HESI RN
HESI Exit Exam RN Capstone
1. The nurse is providing teaching to a client with gastroesophageal reflux disease (GERD). Which instruction should the nurse include?
- A. Eat large meals to decrease acid production
- B. Avoid lying down immediately after eating
- C. Limit fluid intake with meals
- D. Drink carbonated beverages to aid digestion
Correct answer: B
Rationale: The correct instruction for a client with GERD is to avoid lying down immediately after eating. This helps prevent stomach acid from flowing back into the esophagus, which can worsen symptoms. Eating large meals can actually increase acid production and exacerbate GERD. Limiting fluid intake with meals may be beneficial for some individuals, but it is not a key instruction for managing GERD. Drinking carbonated beverages can trigger reflux symptoms and should be avoided by individuals with GERD.
2. The nurse is preparing to administer a subcutaneous injection to a thin, elderly client. What is the most appropriate site for the injection?
- A. Dorsal aspect of the upper arm.
- B. Upper outer thigh.
- C. Lower abdomen.
- D. Lateral aspect of the upper arm.
Correct answer: B
Rationale: The correct answer is the upper outer thigh. In thin, elderly clients, the upper outer thigh is a recommended site for subcutaneous injections due to the presence of adequate subcutaneous tissue and muscle mass. The dorsal aspect of the upper arm may not provide enough subcutaneous tissue for proper absorption of the medication. The lower abdomen is not ideal for thin individuals as it may lead to injection into muscle rather than subcutaneous tissue. The lateral aspect of the upper arm is also not a commonly recommended site for subcutaneous injections.
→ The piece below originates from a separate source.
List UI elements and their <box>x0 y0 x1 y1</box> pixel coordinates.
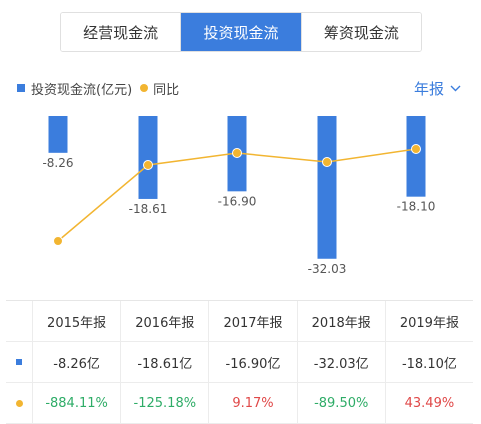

3. A client in the third trimester of pregnancy reports that she feels some 'lumpy places' in her breasts and that her nipples sometimes leak a yellowish fluid. She has an appointment with her healthcare provider in two weeks. What action should the nurse take?
- A. Instruct the client to immediately see her provider for an evaluation
- B. Assess the fluid for signs of infection
- C. Explain that this normal secretion can be assessed at the next visit
- D. Recommend breast ultrasound to rule out abnormalities
Correct answer: C
Rationale: The yellowish fluid is likely colostrum, a normal finding in late pregnancy as the breasts prepare for lactation. It is common for women in the third trimester to experience 'lumpy places' in the breasts due to increased milk duct development. In this situation, the nurse should educate the client that these findings are normal physiological changes associated with pregnancy. Since the client has an upcoming appointment with her healthcare provider in two weeks, it is appropriate to reassure her that this can be further assessed during that visit. Instructing the client to immediately see her provider (Choice A) is unnecessary as this is a common finding in late pregnancy. Assessing the fluid for signs of infection (Choice B) is not warranted as colostrum leakage is a normal occurrence. Recommending a breast ultrasound (Choice D) is premature without further assessment by the healthcare provider.
4. A client is admitted with deep vein thrombosis (DVT) and is receiving heparin therapy. What is the most important laboratory value to monitor during heparin therapy?
- A. Prothrombin time (PT)
- B. International normalized ratio (INR)
- C. Activated partial thromboplastin time (aPTT)
- D. Platelet count
Correct answer: C
Rationale: The activated partial thromboplastin time (aPTT) is the most important laboratory value to monitor during heparin therapy. It measures the intrinsic pathway of coagulation and is used to assess the effectiveness of heparin as an anticoagulant. Keeping the aPTT within the therapeutic range is crucial to prevent complications such as bleeding or clot formation. Prothrombin time (PT) and International normalized ratio (INR) are used to monitor warfarin therapy, not heparin. Platelet count is important to assess for thrombocytopenia, a potential side effect of heparin, but it is not the primary laboratory value to monitor the effectiveness of heparin therapy.
5. A client presents to the emergency department with a severe exacerbation of asthma. The nurse notes that the client is using accessory muscles to breathe and has an oxygen saturation of 86%. Which intervention should the nurse implement first?
- A. Place the client in a high-Fowler's position
- B. Obtain a peak flow reading
- C. Administer a bronchodilator
- D. Administer oxygen therapy
Correct answer: D
Rationale: The first priority in an acute asthma exacerbation is to administer oxygen to improve the client's oxygen saturation. In this scenario, the client has a low oxygen saturation level of 86%, indicating hypoxemia, which can be life-threatening. Administering oxygen therapy will help improve oxygenation and support vital organ function. Once the oxygen levels are stabilized, further interventions such as bronchodilators can be implemented. Placing the client in a high-Fowler's position may also be beneficial, but ensuring adequate oxygenation takes precedence in this critical situation. Obtaining a peak flow reading is important for asthma management but is not the first intervention needed in a client with severe hypoxemia.